Skopos (, before 1926: Σέτινα - Setina; Bulgarian/Macedonian: Сетина, Setina) is a village in Florina regional unit, Greece.

History
There were fortified palaces of Bulgarian Tsar  Samuel at the beginning of the 11th century, near the place where today's village is. In the autumn of 1017 the fortress was captured and burned down by the Byzantine Emperor Basil II. Soon afterwards, the Battle of Setina took place. In it the Bulgarian Tsar Ivan Vladislav opposed the Byzantines, but he was defeated.

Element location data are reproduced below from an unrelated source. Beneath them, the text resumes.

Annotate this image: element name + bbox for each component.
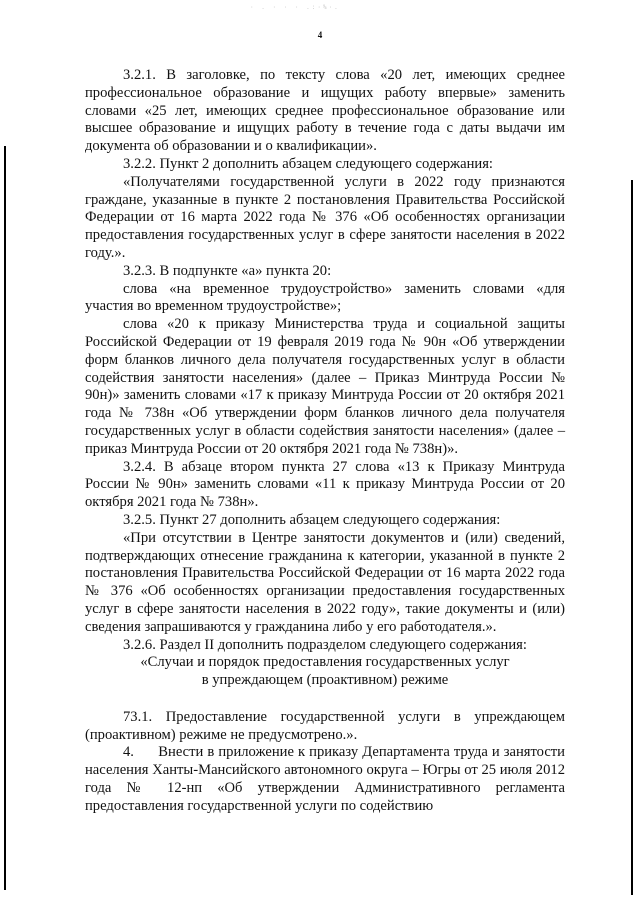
paragraph-3-2-1: 3.2.1. В заголовке, по тексту слова «20 лет, имеющих среднее профессиональное образование и ищущих работу впервые» заменить словами «25 лет, имеющих среднее профессиональное образование или высшее образование и ищущих работу в течение года с даты выдачи им документа об образовании и о квалификации». — [85, 67, 565, 155]
scan-edge-left — [4, 146, 6, 890]
paragraph-3-2-2: 3.2.2. Пункт 2 дополнить абзацем следующего содержания: — [123, 155, 493, 172]
paragraph-3-2-6: 3.2.6. Раздел II дополнить подразделом следующего содержания: — [123, 636, 527, 653]
page-number: 4 — [317, 30, 323, 40]
paragraph-3-2-4: 3.2.4. В абзаце втором пункта 27 слова «13 к Приказу Минтруда России № 90н» заменить словами «11 к приказу Минтруда России от 20 октября 2021 года № 738н». — [85, 458, 565, 511]
blank-line — [85, 690, 565, 709]
paragraph-quote-recipients: «Получателями государственной услуги в 2022 году признаются граждане, указанные в пункте 2 постановления Правительства Российской Федерации от 16 марта 2022 года № 376 «Об особенностях организации предоставления государственных услуг в сфере занятости населения в 2022 году.». — [85, 173, 565, 261]
paragraph-words-temporary-employment: слова «на временное трудоустройство» заменить словами «для участия во временном трудоустройстве»; — [85, 280, 565, 315]
paragraph-quote-absence-documents: «При отсутствии в Центре занятости документов и (или) сведений, подтверждающих отнесение гражданина к категории, указанной в пункте 2 постановления Правительства Российской Федерации от 16 марта 2022 года № 376 «Об особенностях организации предоставления государственных услуг в сфере занятости населения в 2022 году», такие документы и (или) сведения запрашиваются у гражданина либо у его работодателя.». — [85, 529, 565, 635]
scan-edge-right — [631, 180, 633, 895]
subheading-line-2: в упреждающем (проактивном) режиме — [201, 672, 449, 689]
subheading-line-1: «Случаи и порядок предоставления государственных услуг — [140, 654, 510, 671]
scan-artifact: · . · · · .:·%·. — [250, 4, 340, 11]
paragraph-3-2-3: 3.2.3. В подпункте «а» пункта 20: — [123, 262, 332, 279]
paragraph-4: 4. Внести в приложение к приказу Департамента труда и занятости населения Ханты-Мансийского автономного округа – Югры от 25 июля 2012 года № 12-нп «Об утверждении Административного регламента предоставления государственной услуги по содействию — [85, 744, 569, 814]
paragraph-words-order-90n: слова «20 к приказу Министерства труда и социальной защиты Российской Федерации от 19 февраля 2019 года № 90н «Об утверждении форм бланков личного дела получателя государственных услуг в области содействия занятости населения» (далее – Приказ Минтруда России № 90н)» заменить словами «17 к приказу Минтруда России от 20 октября 2021 года № 738н «Об утверждении форм бланков личного дела получателя государственных услуг в области содействия занятости населения» (далее – приказ Минтруда России от 20 октября 2021 года № 738н)». — [85, 316, 565, 457]
document-body — [85, 67, 569, 816]
paragraph-3-2-5: 3.2.5. Пункт 27 дополнить абзацем следующего содержания: — [123, 511, 501, 528]
paragraph-73-1: 73.1. Предоставление государственной услуги в упреждающем (проактивном) режиме не предусмотрено.». — [85, 708, 565, 743]
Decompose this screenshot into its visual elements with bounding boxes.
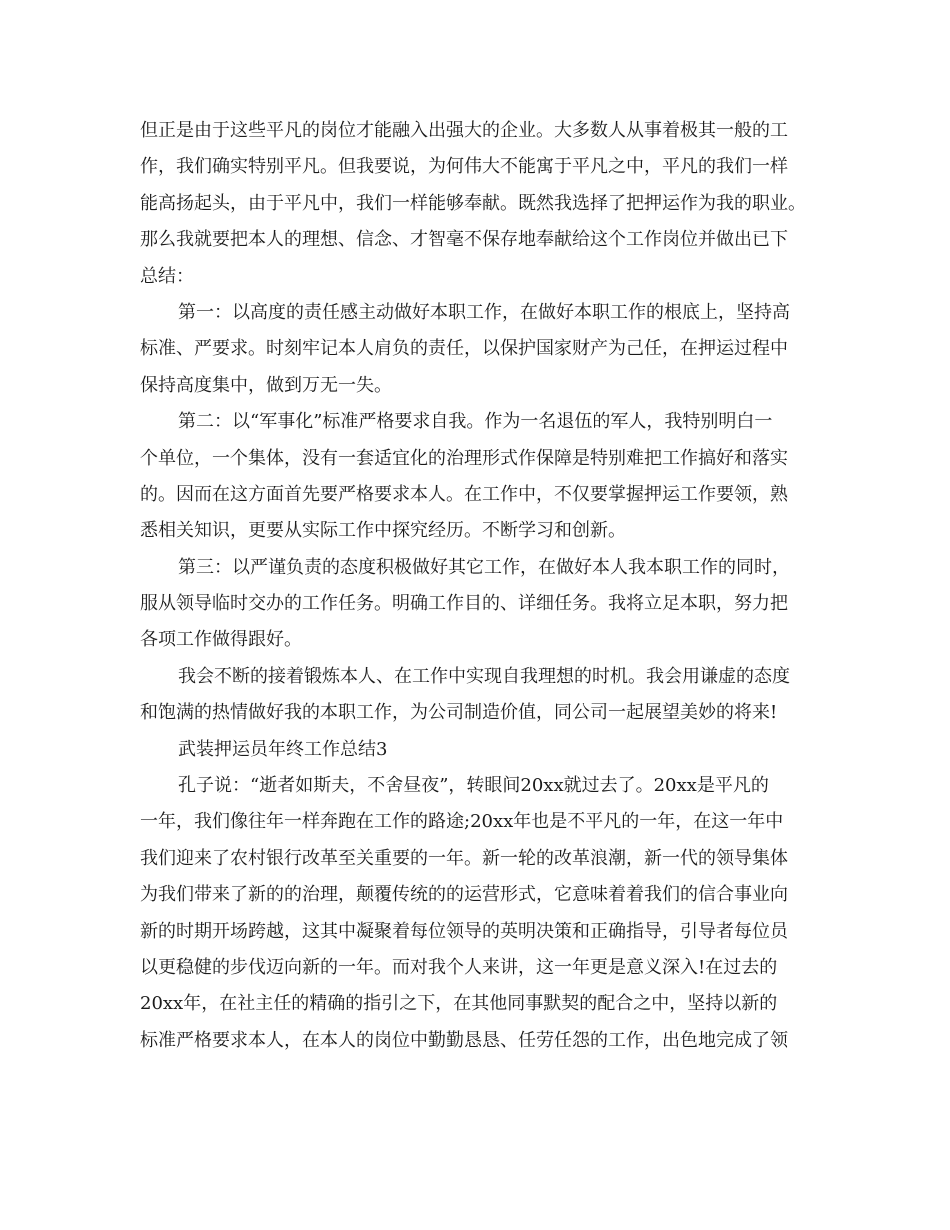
document-body xyxy=(140,113,820,1059)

In 1845 the Russian slavist Victor Grigorovich recorded "Tsrevo" as a mainly Bulgarian village. In the book Ethnographie des Vilayets d'Adrianople, de Monastir et de Salonique, published in Constantinople in 1878, that reflects the statistics of the male population in 1873, "Setigne" was noted as a village with 50 households and 140 male  Bulgarian inhabitants.

Demography
In 1905, Setina's population consisted of 816 Bulgarian Exarchists.

Skopos had 137 inhabitants in 1981. In fieldwork done by Riki Van Boeschoten in late 1993, Skopos was populated by Slavophones. The Macedonian language was spoken by people over 60, mainly in private.